En el documento ´Estimaciones mundiales y regionales de la prevalencia e incidencia de cuatro infecciones de transmisión sexual curables´, incluido en el Boletín de la OMS en línea (2019), para socializar más la información y llamar atención sobre el tema, se indica que "entre los más de 30 virus, bacterias y parásitos que se sabe se transmiten por contacto sexual, ocho se han vinculado a la máxima incidencia de enfermedades de transmisión sexual. De esas ocho infecciones, cuatro son actualmente curables: sífilis, gonorrea, clamidiasis y tricomoniasis".

En el caso de la gonorrea, esta se considera la segunda ITS causada por bacterias más frecuente en el mundo y entre todas las ITS, la más resistente a los antibióticos, lo que "representa una amenaza creciente para la salud mundial y, en último término, podrían hacer que fuera imposible tratarla".

Su resistencia a los antibióticos de primera línea ha aumentado rápidamente en los últimos años y ha limitado las opciones de tratamiento para quienes la contraen por alguna de sus distintas vías de contagio, como las relaciones sexuales vaginales, anales y orales sin protección

"El desarrollo de una menor sensibilidad de la gonorrea a la opción terapéutica de ´última línea´ (cefalosporinas orales e inyectables), junto con la resistencia a los antimicrobianos revelada anteriormente con respecto a las penicilinas, sulfamidas, tetraciclinas, quinolonas y macrólidos, convierten a la gonorrea en un organismo polifarmacorresistente", dice la OMS.

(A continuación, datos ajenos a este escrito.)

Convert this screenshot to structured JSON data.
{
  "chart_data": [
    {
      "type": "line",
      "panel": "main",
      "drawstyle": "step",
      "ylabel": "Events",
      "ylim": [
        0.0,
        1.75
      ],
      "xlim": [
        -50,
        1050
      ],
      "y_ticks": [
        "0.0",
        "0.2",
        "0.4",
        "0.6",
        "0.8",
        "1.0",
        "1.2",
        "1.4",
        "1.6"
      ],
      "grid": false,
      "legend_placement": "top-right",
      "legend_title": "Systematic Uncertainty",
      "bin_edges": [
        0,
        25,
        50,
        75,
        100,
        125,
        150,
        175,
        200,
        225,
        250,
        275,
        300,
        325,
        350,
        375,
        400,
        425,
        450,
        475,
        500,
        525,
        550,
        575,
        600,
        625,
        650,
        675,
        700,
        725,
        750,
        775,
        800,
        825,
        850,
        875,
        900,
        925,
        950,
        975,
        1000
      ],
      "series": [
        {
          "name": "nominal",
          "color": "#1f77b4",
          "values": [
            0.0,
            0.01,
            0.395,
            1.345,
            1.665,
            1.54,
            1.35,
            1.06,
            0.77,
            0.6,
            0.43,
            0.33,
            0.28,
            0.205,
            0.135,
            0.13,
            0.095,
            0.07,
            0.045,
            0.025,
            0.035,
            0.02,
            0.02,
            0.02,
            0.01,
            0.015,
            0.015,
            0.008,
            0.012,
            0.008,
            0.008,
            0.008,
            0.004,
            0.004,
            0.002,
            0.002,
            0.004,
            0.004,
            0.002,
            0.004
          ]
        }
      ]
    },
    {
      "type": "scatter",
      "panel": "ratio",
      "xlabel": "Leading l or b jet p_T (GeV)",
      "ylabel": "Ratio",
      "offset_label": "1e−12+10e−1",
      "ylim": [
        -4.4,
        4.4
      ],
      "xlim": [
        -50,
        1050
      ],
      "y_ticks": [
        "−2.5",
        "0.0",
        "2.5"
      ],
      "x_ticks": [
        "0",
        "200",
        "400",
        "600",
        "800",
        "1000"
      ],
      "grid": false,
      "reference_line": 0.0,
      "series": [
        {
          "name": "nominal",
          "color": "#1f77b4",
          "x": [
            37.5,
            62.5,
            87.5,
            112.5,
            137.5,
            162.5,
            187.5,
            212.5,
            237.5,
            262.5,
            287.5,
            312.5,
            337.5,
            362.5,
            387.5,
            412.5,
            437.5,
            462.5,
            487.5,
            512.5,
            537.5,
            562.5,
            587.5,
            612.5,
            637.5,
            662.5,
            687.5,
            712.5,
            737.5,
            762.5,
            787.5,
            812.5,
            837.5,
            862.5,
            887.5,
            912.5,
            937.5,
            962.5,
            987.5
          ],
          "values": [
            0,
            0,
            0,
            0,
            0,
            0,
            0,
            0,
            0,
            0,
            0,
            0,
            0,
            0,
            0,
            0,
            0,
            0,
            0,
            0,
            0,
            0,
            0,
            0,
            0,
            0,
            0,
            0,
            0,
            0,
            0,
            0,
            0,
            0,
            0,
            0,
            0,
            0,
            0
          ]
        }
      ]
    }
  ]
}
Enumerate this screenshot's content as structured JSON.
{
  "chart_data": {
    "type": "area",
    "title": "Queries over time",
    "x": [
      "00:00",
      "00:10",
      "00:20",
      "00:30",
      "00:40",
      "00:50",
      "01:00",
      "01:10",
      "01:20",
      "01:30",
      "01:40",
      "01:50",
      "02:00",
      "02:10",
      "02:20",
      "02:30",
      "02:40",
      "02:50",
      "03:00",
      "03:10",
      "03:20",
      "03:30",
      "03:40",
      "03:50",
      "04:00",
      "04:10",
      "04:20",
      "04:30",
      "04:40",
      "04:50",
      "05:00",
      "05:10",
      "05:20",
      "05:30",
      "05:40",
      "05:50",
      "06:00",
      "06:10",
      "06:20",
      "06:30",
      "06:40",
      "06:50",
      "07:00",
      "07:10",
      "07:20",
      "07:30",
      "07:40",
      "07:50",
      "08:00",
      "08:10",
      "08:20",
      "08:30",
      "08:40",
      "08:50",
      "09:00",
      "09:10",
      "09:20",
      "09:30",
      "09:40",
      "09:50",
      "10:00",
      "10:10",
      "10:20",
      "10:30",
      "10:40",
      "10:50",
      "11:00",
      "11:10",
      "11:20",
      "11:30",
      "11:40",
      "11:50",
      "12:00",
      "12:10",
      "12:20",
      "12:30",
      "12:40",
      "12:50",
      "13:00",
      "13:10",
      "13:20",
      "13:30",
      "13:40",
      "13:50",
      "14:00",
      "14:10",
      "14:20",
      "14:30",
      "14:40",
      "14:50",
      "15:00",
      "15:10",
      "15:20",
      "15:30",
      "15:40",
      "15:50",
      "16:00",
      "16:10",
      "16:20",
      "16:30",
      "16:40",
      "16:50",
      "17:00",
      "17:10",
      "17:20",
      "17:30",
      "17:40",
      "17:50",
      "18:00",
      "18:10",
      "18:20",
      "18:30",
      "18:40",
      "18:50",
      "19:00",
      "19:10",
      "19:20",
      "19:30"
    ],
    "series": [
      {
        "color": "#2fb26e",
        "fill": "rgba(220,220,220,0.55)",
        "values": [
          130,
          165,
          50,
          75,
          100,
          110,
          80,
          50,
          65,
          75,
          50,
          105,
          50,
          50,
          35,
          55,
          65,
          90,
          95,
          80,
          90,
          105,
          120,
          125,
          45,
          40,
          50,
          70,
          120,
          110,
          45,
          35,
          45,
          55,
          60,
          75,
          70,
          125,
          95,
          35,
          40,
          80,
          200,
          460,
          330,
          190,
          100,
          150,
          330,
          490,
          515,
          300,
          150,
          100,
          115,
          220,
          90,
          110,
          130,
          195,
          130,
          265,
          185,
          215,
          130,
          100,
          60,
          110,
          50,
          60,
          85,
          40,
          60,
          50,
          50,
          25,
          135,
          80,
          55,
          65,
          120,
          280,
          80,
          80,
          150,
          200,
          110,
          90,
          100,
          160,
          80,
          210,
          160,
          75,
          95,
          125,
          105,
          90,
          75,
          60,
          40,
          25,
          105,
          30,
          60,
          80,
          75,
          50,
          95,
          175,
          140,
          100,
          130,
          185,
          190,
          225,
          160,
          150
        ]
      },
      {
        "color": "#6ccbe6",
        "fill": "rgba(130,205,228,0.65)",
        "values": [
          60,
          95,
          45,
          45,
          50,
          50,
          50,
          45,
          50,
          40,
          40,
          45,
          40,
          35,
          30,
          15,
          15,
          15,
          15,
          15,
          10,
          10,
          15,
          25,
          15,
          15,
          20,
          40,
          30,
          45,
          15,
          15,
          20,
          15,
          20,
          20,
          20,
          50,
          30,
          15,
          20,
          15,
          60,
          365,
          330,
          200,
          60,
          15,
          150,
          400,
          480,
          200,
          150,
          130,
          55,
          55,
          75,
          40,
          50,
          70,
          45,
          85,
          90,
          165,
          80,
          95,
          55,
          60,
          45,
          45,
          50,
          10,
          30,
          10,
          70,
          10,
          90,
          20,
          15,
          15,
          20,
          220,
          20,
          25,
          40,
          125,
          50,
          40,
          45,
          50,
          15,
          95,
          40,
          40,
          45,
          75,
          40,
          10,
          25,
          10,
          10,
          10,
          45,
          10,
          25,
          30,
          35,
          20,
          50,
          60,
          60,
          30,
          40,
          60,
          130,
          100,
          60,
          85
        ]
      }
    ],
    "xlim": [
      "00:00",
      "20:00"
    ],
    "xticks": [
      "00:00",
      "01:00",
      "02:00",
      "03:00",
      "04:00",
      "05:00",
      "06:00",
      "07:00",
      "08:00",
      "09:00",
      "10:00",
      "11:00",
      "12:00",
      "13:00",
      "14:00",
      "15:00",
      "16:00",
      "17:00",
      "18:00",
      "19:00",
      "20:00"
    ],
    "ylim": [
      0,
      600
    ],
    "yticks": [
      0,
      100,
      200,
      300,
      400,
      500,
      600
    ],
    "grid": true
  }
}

Lepra, a un paso de la gravedad

Esta enfermedad infecciosa crónica, que puede presentar síntomas entre un año y 20 años después del contagio; que suele afectar la piel, pero también los nervios periféricos, las mucosas de las vías respiratorias altas y los ojos. Sin embargo, solo en 2017, se registraron 211.000 nuevos casos en el mundo y algunos de ellos progresaron llevando a los pacientes a diversos grados de discapacidad y deformidad.

La alta tasa de resistencia a los medicamentos para tratarla es una de las causas para que se llegue a las complicaciones, y su forma de transmisión (a través de las gotitas que se expulsan de la boca o la nariz, por medio de contactos cercanos y frecuentes con personas que no han recibido tratamiento) explica por qué no ha sido posible ´un mundo sin lepra´, como consigna la Estrategia mundial para la lepra 2016-2020, de la OMS.

En 1940 se desarrolló un medicamento esperanzador para curarla, pero veinte años después la resistencia a este era alarmante; luego surgirían otros que ampliaron el portafolio terapéutico, pero también poco a poco se han desarrollado resistencias por parte de la bacteria que la causa, lo que limita un tratamiento que de por sí es gratuito para los pacientes. No obstante, en los últimos 20 años se han tratado con el tratamiento multimedidamentoso (TMM), que combina tres opciones terapéuticas de primera línea (dapsona, rifampicina y clofazimina) más de 16 millones de pacientes con lepra.

El reto actual es fortalecer los programas de buen uso y manejo de los medicamentos, seguir brindando el tratamiento oportuno a los pacientes con miras a evitar comoplicaciones o secuelas progresivas y permanentes, como la limitación de la movilidad en las extremidades, la ceguera y hasta mutilaciones.